L’une des particularités de la partie chantée, c’est qu’elle est écrite… en haut égyptien, en akkadien et en hébreu. Hormis Akhénaton qui a droit à un magnifique solo en anglais, le narrateur s‘exprime normalement dans la langue du pays où l’opéra est représenté. Ce n’est finalement pas le cas de Lucinda Childs qui a fait le choix d’endosser cet habit de scribe et d’apporter, de sa belle voix grave et en anglais, les éléments de compréhension de l’Histoire. Ces moments de récit sont admirables tant le timbre de la chorégraphe est en harmonie avec la musique répétitive de Glass.
Pour les chanteurs, il est d’abord justifié de saluer leurs efforts pour s’adapter à ces difficultés d’ordre linguistique.
Le souverain est interprété par Fabrice di Falco, sopraniste éclectique, d’origine martiniquaise.
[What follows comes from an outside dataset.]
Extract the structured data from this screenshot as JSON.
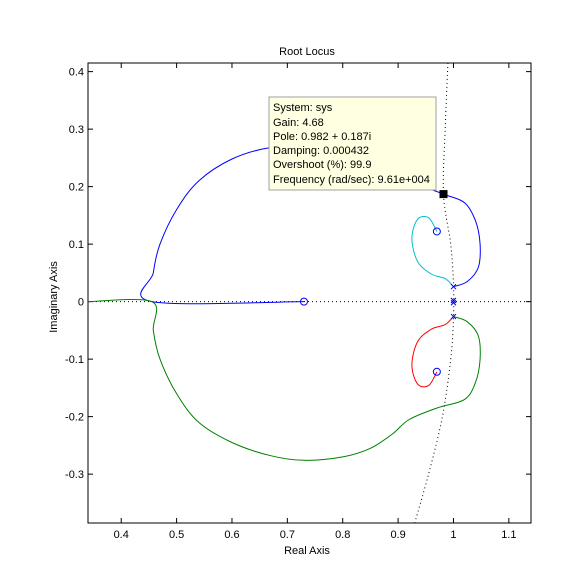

Philip Glass, en confiant le rôle à une tessiture d’alto, a voulu distinguer ce personnage singulier ; l’artiste s’y fond apportant, par son talent, toute l’ambiguïté requise. Il promène ainsi une forme de désinvolture, voire d’inconscience, tout à fait remarquable, au regard des événements qui se déroulent autour de lui, notamment dans la dernière partie au moment de perdre le pouvoir.
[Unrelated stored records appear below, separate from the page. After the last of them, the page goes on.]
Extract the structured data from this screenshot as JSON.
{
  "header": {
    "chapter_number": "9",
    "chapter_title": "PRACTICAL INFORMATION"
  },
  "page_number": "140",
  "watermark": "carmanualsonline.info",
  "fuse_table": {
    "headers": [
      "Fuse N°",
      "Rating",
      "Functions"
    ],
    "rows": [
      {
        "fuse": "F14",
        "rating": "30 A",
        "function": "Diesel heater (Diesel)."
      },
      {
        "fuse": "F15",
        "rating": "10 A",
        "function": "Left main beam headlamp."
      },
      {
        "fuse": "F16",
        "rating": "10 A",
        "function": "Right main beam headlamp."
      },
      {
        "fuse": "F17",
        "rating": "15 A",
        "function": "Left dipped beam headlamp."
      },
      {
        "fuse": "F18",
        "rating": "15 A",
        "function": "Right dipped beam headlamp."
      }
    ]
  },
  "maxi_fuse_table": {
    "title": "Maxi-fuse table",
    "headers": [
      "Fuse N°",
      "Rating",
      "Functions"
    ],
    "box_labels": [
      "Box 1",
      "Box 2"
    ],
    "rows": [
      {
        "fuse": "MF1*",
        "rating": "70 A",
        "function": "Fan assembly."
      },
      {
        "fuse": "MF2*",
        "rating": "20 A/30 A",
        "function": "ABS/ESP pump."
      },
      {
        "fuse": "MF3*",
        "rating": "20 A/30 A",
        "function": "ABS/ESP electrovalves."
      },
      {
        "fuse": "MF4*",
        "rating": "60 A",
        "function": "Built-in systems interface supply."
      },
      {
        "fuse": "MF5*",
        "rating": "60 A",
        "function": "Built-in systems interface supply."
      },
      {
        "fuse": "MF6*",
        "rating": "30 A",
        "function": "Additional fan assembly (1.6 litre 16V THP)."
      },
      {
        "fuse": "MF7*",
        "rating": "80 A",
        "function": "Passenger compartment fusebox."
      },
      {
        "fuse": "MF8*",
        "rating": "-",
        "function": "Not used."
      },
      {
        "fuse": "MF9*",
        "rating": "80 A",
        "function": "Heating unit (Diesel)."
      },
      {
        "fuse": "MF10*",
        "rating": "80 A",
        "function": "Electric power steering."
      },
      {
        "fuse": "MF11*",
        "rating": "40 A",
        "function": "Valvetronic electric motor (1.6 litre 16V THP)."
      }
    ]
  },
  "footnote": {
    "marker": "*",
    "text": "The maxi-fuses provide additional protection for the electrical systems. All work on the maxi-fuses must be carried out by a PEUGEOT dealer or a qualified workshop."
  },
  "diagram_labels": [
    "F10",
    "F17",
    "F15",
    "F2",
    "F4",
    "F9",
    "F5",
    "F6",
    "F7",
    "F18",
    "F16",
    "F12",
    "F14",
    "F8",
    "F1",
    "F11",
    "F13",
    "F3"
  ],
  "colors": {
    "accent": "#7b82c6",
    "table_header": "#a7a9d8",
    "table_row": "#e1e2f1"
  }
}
En reine Nefertiti, Julie Robard-Gendre constitue le pendant de la voix haute-perchée de di Falco, avec son timbre capiteux, chaud et, en conséquence, plus terrestre. Patrizia Ciofi (dont on pourra relire l’interview ici), bien qu’ayant hérité d’un rôle plus secondaire et largement « monosyllabique », marque la représentation de sa voix très bien préservée dans les aigus très sollicités, et de son empreinte à la noblesse digne de la mère de Pharaon.
Frédéric Diqueiro est tout à fait impressionnant avec sa voix de ténor puissante dans le rôle d’Amon alors que Joan Marti-Royo et Vincent le Texier complètent brillamment le groupe inquiétant des ennemis d’Akhénaton.
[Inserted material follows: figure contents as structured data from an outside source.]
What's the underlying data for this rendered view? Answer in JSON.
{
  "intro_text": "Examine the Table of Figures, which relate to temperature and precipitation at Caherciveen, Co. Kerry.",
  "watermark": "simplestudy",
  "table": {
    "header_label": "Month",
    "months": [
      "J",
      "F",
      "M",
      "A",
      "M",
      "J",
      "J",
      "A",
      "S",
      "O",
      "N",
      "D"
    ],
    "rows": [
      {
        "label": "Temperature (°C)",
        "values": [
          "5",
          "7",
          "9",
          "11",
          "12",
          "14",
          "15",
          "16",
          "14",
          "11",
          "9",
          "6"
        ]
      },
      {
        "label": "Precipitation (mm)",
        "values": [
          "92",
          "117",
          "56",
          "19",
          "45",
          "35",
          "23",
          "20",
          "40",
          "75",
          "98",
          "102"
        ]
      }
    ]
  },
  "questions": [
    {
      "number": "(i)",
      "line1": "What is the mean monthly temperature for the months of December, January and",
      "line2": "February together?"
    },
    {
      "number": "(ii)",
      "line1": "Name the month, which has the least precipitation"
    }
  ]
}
Le chœur de l’Opéra de Nice, juste de bout en bout, apporte dans des attitudes rigides de prêtres, une homogénéité et une puissance d’ensemble qui se marient parfaitement avec les pages orchestrales spectaculaires de Glass.

Certes, la musique de Philip Glass est, plages prises séparément, répétitive. Sur la longueur, elle n’en est pas moins riche et d’une variété inouïe. Il faut donc prendre garde à conserver l’équilibre de cette musique entre les passages légers et ceux plus lourds. Léo Warynski, le chef, s’y emploie avec une grande maîtrise, rappelant que l’Orchestre Philharmonique de Nice, même privé de ses violons (choix fait lors de la création de l’œuvre en 1984), est une formation sachant aussi briller dans ce répertoire contemporain minimaliste.

À l’issue de la représentation, des officiels sont venus distinguer Lucinda Childs lui accordant le titre de Docteur honoris causa de l’Université de Nice Côte d’Azur. Gageons que ce geste saluait également une formidable réussite – très applaudie en ce soir de première – à mettre au crédit de Bertrand Rossi. Avec son équipe, il a eu l’audace de construire une saison éclectique dans laquelle Glass sera suivi de Lehar, Offenbach, Verdi, mais aussi de créations contemporaines et prochainement d’Abd Al Malik.

Le public nombreux et enthousiaste ce soir a semblé montrer qu’il est prêt à suivre l’Opéra de Nice sur cette voie, et que ledit Opéra est bien reparti pour un cercle vertueux, alliant diversité et qualité.